Seit einem Jahr als Familienrichter am Amtsgericht Lichtenfels

Danach soll Maik B., der seit etwa einem Jahr als Familienrichter auf Probe am Amtsgericht im oberfränkischen Lichtenfels tätig ist, auf eine äußerst rechte Vergangenheit zurückblicken. Nach Angaben des bayrischen Justizministeriums stehe er im Verdacht, als Sänger der Neonazi-Band „Hassgesang“ im brandenburgischen Teltow der rechtsextremistischen und antizionistischen Ideologie verschrieben zu sein. Seit Jahren würde die Band im brandenburgischen Verfassungsschutzbericht auftauchen und ihr Frontmann den brandenburgischen Sicherheitsbehörden „als aktiver Rechtsextremist bekannt“ seien.

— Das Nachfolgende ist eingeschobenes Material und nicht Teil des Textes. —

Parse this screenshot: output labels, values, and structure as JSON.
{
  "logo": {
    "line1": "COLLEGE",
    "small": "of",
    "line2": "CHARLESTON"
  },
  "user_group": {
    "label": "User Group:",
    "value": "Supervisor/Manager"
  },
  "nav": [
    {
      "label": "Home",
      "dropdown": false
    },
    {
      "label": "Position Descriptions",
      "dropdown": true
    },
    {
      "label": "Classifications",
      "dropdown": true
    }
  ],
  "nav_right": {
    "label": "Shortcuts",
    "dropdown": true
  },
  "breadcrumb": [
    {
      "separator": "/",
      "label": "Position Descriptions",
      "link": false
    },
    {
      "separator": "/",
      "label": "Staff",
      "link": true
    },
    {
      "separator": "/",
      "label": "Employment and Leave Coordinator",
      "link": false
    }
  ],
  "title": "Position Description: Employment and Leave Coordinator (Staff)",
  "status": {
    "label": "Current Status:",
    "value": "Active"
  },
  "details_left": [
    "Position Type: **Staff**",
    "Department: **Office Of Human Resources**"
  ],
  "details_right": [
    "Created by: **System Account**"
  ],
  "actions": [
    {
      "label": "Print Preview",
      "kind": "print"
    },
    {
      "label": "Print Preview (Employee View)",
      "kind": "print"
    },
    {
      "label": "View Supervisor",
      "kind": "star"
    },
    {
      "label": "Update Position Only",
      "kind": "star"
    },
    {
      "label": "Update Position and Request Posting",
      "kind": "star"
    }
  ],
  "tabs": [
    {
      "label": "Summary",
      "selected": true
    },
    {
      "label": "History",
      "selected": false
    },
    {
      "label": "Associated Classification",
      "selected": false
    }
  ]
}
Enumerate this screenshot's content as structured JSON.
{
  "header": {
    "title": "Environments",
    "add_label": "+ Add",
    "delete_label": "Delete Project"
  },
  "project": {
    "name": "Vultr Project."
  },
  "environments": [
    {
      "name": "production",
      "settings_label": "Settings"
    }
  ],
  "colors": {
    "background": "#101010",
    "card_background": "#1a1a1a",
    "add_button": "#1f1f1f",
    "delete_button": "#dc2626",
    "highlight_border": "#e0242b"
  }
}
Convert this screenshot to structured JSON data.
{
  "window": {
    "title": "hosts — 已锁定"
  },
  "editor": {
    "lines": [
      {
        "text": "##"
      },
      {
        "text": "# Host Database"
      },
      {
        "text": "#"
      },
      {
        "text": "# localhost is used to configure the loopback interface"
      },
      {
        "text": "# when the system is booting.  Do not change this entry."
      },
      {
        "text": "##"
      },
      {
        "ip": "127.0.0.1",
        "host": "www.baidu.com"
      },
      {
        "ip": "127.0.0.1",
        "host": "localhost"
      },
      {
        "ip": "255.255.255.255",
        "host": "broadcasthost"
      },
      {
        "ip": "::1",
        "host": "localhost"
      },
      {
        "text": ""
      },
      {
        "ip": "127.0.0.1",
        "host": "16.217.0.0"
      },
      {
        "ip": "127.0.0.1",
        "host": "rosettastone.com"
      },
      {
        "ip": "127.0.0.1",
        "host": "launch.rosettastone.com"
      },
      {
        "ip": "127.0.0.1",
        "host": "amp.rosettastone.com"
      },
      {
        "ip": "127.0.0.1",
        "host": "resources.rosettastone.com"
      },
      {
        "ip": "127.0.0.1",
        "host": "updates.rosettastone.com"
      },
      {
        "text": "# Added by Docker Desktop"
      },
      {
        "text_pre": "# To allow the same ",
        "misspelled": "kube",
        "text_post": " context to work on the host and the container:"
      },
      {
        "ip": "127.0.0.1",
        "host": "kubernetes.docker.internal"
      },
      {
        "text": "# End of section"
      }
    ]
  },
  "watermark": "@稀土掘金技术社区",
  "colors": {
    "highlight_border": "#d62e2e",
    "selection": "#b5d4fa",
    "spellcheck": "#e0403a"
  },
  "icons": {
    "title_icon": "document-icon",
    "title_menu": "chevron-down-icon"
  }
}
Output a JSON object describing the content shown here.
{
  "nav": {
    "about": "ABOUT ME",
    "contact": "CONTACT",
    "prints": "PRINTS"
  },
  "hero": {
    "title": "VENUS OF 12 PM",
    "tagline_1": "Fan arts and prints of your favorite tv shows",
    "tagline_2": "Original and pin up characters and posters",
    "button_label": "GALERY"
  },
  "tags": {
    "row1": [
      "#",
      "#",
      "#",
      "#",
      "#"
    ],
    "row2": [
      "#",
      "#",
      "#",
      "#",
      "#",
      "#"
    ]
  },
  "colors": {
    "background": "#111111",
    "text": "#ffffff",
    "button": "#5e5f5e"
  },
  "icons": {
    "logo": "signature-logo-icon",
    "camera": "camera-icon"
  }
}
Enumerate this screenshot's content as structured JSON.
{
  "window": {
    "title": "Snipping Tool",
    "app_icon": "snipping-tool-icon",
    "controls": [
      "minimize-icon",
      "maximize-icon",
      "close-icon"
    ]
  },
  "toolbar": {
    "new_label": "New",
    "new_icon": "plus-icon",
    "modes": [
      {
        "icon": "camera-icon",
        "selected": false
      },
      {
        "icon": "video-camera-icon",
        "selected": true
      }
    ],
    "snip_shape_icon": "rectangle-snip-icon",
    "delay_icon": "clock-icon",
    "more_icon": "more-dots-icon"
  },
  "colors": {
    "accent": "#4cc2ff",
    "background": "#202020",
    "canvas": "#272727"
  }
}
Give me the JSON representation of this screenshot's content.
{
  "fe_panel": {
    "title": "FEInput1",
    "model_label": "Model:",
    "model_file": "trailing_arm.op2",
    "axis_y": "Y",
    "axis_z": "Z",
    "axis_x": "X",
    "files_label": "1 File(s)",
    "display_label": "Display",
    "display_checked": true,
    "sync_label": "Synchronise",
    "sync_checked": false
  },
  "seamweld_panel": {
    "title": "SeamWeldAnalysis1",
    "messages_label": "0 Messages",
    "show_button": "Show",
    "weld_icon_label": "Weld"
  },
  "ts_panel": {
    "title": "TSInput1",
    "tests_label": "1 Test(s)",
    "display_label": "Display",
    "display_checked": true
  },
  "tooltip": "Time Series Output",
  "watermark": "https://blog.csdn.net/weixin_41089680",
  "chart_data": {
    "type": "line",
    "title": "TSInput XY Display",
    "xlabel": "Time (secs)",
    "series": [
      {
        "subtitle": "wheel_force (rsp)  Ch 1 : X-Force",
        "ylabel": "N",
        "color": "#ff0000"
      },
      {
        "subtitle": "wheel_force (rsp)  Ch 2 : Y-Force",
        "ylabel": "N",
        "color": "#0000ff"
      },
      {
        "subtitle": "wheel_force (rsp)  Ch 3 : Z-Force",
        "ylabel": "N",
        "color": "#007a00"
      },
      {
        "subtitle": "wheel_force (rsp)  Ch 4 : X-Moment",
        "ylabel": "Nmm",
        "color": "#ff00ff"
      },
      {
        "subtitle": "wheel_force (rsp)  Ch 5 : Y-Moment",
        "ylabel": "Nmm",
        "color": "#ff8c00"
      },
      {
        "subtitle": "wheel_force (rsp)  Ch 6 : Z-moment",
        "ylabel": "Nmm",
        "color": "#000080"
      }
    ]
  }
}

Ein Neonazi im Amtsgericht Lichtenfels als Proberichter tätig? // Foto: Tors / Wikimedia Commons (CC BY-SA 3.0)

Die Liedtexte von „Hassgesang“ sind deutlich: “Adolf Hitler, du machtest es uns vor! Adolf Hitler, Sieg Heil tönt zu dir empor”, heißt es in einem Lied. In einem anderen: “Heilig sei allen Völkern der Befehl, Atomraketen auf Israel”. Als Urheber dieser Texte gilt Maik B., der die Hassgesänge im Studio meist allein einspiele und sich dann für Live-Auftritte lediglich passende Musiker suche ...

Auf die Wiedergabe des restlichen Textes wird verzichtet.